June 30 is Microsoft's deadline for mainstream computer makers to stop selling new PCs with the old OS, and the date that it will stop shipping boxed copies to retailers. That's just two weeks away.
We skipped a FAQ in our ongoing series, but today we pick up where we left off to answer questions about Microsoft's most recent relaxation of the retirement rules and some details about what machines big-brand computer makers will be selling with XP after June 30.
Any sign that Microsoft will reprieve Windows XP's retirement? Sort of.
Two weeks ago, Microsoft extended its exceptions to the aged operating system's end-of-availability by announcing it would let makers of another class of computers -- low-cost desktop PCs -- preinstall XP Home through the end of June 2011.

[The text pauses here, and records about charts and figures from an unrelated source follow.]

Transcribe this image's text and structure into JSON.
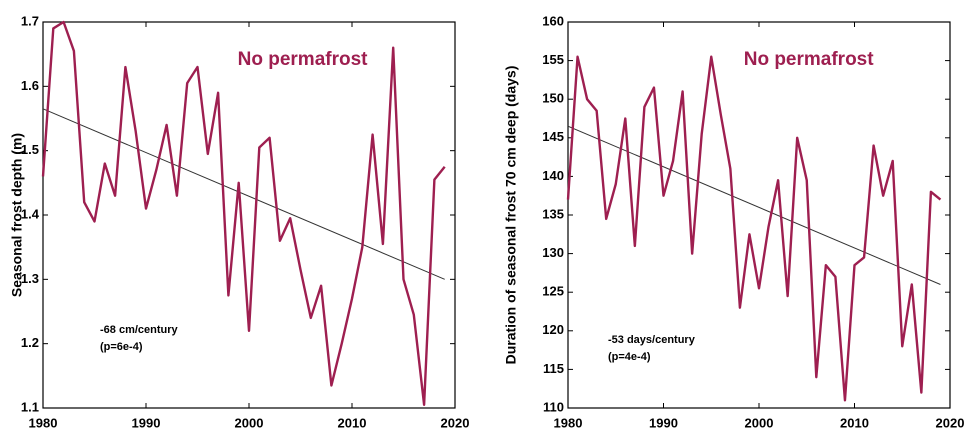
{
  "chart_data": [
    {
      "type": "line",
      "y_label": "Seasonal frost depth (m)",
      "annotation": "No permafrost",
      "note": [
        "-68 cm/century",
        "(p=6e-4)"
      ],
      "x": [
        1980,
        1981,
        1982,
        1983,
        1984,
        1985,
        1986,
        1987,
        1988,
        1989,
        1990,
        1991,
        1992,
        1993,
        1994,
        1995,
        1996,
        1997,
        1998,
        1999,
        2000,
        2001,
        2002,
        2003,
        2004,
        2005,
        2006,
        2007,
        2008,
        2009,
        2010,
        2011,
        2012,
        2013,
        2014,
        2015,
        2016,
        2017,
        2018,
        2019
      ],
      "series": [
        {
          "color": "#9e1f50",
          "values": [
            1.46,
            1.69,
            1.7,
            1.655,
            1.42,
            1.39,
            1.48,
            1.43,
            1.63,
            1.53,
            1.41,
            1.47,
            1.54,
            1.43,
            1.605,
            1.63,
            1.495,
            1.59,
            1.275,
            1.45,
            1.22,
            1.505,
            1.52,
            1.36,
            1.395,
            1.315,
            1.24,
            1.29,
            1.135,
            1.2,
            1.27,
            1.35,
            1.525,
            1.355,
            1.66,
            1.3,
            1.245,
            1.105,
            1.455,
            1.475
          ]
        }
      ],
      "trend": {
        "color": "#333333",
        "x": [
          1980,
          2019
        ],
        "values": [
          1.565,
          1.3
        ]
      },
      "xlim": [
        1980,
        2020
      ],
      "xticks": [
        1980,
        1990,
        2000,
        2010,
        2020
      ],
      "ylim": [
        1.1,
        1.7
      ],
      "yticks": [
        1.1,
        1.2,
        1.3,
        1.4,
        1.5,
        1.6,
        1.7
      ]
    },
    {
      "type": "line",
      "y_label": "Duration of seasonal frost 70 cm deep (days)",
      "annotation": "No permafrost",
      "note": [
        "-53 days/century",
        "(p=4e-4)"
      ],
      "x": [
        1980,
        1981,
        1982,
        1983,
        1984,
        1985,
        1986,
        1987,
        1988,
        1989,
        1990,
        1991,
        1992,
        1993,
        1994,
        1995,
        1996,
        1997,
        1998,
        1999,
        2000,
        2001,
        2002,
        2003,
        2004,
        2005,
        2006,
        2007,
        2008,
        2009,
        2010,
        2011,
        2012,
        2013,
        2014,
        2015,
        2016,
        2017,
        2018,
        2019
      ],
      "series": [
        {
          "color": "#9e1f50",
          "values": [
            137,
            155.5,
            150,
            148.5,
            134.5,
            139,
            147.5,
            131,
            149,
            151.5,
            137.5,
            142,
            151,
            130,
            145.5,
            155.5,
            148,
            141,
            123,
            132.5,
            125.5,
            133.5,
            139.5,
            124.5,
            145,
            139.5,
            114,
            128.5,
            127,
            111,
            128.5,
            129.5,
            144,
            137.5,
            142,
            118,
            126,
            112,
            138,
            137
          ]
        }
      ],
      "trend": {
        "color": "#333333",
        "x": [
          1980,
          2019
        ],
        "values": [
          146.5,
          126
        ]
      },
      "xlim": [
        1980,
        2020
      ],
      "xticks": [
        1980,
        1990,
        2000,
        2010,
        2020
      ],
      "ylim": [
        110,
        160
      ],
      "yticks": [
        110,
        115,
        120,
        125,
        130,
        135,
        140,
        145,
        150,
        155,
        160
      ]
    }
  ]
}
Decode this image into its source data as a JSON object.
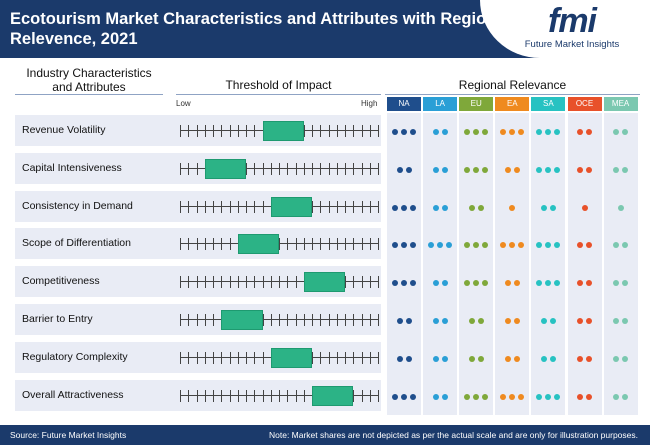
{
  "header": {
    "title": "Ecotourism Market Characteristics and Attributes with Regional Relevence, 2021",
    "logo_mark": "fmi",
    "logo_sub": "Future Market Insights"
  },
  "columns": {
    "industry": "Industry Characteristics and Attributes",
    "threshold": "Threshold of Impact",
    "regional": "Regional Relevance",
    "low": "Low",
    "high": "High"
  },
  "footer": {
    "source": "Source: Future Market Insights",
    "note": "Note: Market shares are not depicted as per the actual scale and are only for illustration purposes."
  },
  "colors": {
    "header_bg": "#1b3a6b",
    "bar": "#2cb386"
  },
  "chart_data": {
    "type": "table",
    "title": "Ecotourism Market Characteristics and Attributes with Regional Relevence, 2021",
    "threshold_scale": {
      "ticks": 25,
      "min": 0,
      "max": 24
    },
    "regions": [
      {
        "code": "NA",
        "color": "#1f4e8c"
      },
      {
        "code": "LA",
        "color": "#2a9fd6"
      },
      {
        "code": "EU",
        "color": "#7fa83a"
      },
      {
        "code": "EA",
        "color": "#ef8a1f"
      },
      {
        "code": "SA",
        "color": "#27c2c2"
      },
      {
        "code": "OCE",
        "color": "#e8512a"
      },
      {
        "code": "MEA",
        "color": "#7bc8b0"
      }
    ],
    "rows": [
      {
        "label": "Revenue Volatility",
        "range": [
          10,
          15
        ],
        "regional": [
          3,
          2,
          3,
          3,
          3,
          2,
          2
        ]
      },
      {
        "label": "Capital Intensiveness",
        "range": [
          3,
          8
        ],
        "regional": [
          2,
          2,
          3,
          2,
          3,
          2,
          2
        ]
      },
      {
        "label": "Consistency in Demand",
        "range": [
          11,
          16
        ],
        "regional": [
          3,
          2,
          2,
          1,
          2,
          1,
          1
        ]
      },
      {
        "label": "Scope of Differentiation",
        "range": [
          7,
          12
        ],
        "regional": [
          3,
          3,
          3,
          3,
          3,
          2,
          2
        ]
      },
      {
        "label": "Competitiveness",
        "range": [
          15,
          20
        ],
        "regional": [
          3,
          2,
          3,
          2,
          3,
          2,
          2
        ]
      },
      {
        "label": "Barrier to Entry",
        "range": [
          5,
          10
        ],
        "regional": [
          2,
          2,
          2,
          2,
          2,
          2,
          2
        ]
      },
      {
        "label": "Regulatory Complexity",
        "range": [
          11,
          16
        ],
        "regional": [
          2,
          2,
          2,
          2,
          2,
          2,
          2
        ]
      },
      {
        "label": "Overall Attractiveness",
        "range": [
          16,
          21
        ],
        "regional": [
          3,
          2,
          3,
          3,
          3,
          2,
          2
        ]
      }
    ]
  }
}
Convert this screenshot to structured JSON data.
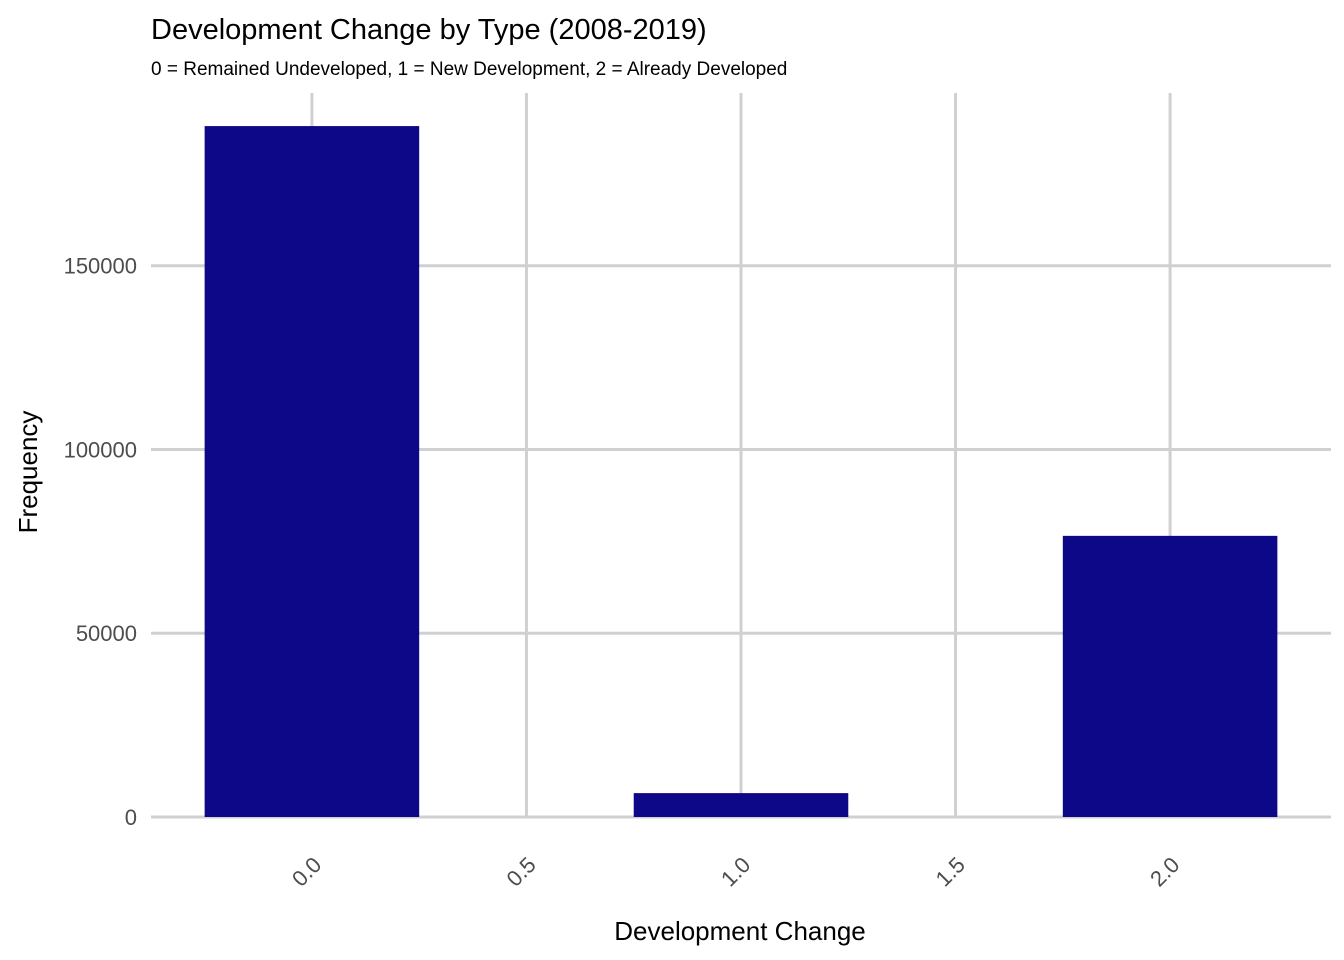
{
  "chart_data": {
    "type": "bar",
    "title": "Development Change by Type (2008-2019)",
    "subtitle": "0 = Remained Undeveloped, 1 = New Development, 2 = Already Developed",
    "xlabel": "Development Change",
    "ylabel": "Frequency",
    "x": [
      0,
      1,
      2
    ],
    "values": [
      188000,
      6500,
      76500
    ],
    "bar_width": 0.5,
    "xlim": [
      -0.375,
      2.375
    ],
    "ylim": [
      0,
      197000
    ],
    "x_ticks": [
      0.0,
      0.5,
      1.0,
      1.5,
      2.0
    ],
    "x_tick_labels": [
      "0.0",
      "0.5",
      "1.0",
      "1.5",
      "2.0"
    ],
    "y_ticks": [
      0,
      50000,
      100000,
      150000
    ],
    "y_tick_labels": [
      "0",
      "50000",
      "100000",
      "150000"
    ],
    "grid": true,
    "legend": "none",
    "colors": {
      "bar": "#0d0887",
      "grid": "#d0d0d0",
      "tick_text": "#4d4d4d",
      "text": "#000000"
    }
  }
}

It was the second time in two months that the company relaxed the rule that says it will stop providing OEMs (original equipment manufacturers) with XP licenses after June 30. In early April, it said it would let makers of small, lightweight, cheap notebooks use Windows XP for three more years.
Microsoft claimed the turn-about originated with requests from customers, including OEM partners, but said nothing about drubbing rival operating systems, Linux primarily, that had been trying to gain a foothold in the small-and-cheap market. "One thing Microsoft has heard loud and clear, from both customers and partners, is the desire for Windows on this new class of devices," said a company spokeswoman in an e-mail on June 3.
So, no change on Microsoft's official XP's retail and OEM retirement date of June 30? No. But we're hoping the governor calls just before someone throws the switch.
When will big-name computer makers stop selling XP-powered PCs? Not until they have to.
Three of the world's top four OEMs -- Hewlett Packard, Acer and Lenovo Group -- confirmed last week that they will sell XP-equipped machines up to and including June 30.
Only Dell, ranked second in sales last quarter by Gartner and IDC, plans to put an end to XP PCs sales earlier than that; Dell's deadline is June 18, this Wednesday.
Don't forget, though, that Microsoft's letting retailers and OEMs sell out their existing inventory of boxed copies or Windows XP computers after June 30, rather than making them yank the software or systems off shelves.
What Windows XP PCs will be available after June 30 through the "downgrade" clause? That depends on the OEM.
Some computer makers will use the downgrade rights built into Windows Vista Business and Vista Ultimate to factory-install Windows XP Professional after June 30 (but not XP Home, the cheaper OS, since Microsoft forbids that). Lenovo and HP, for example, will continue to offer their downgrade options until the end of January and July 2009, respectively.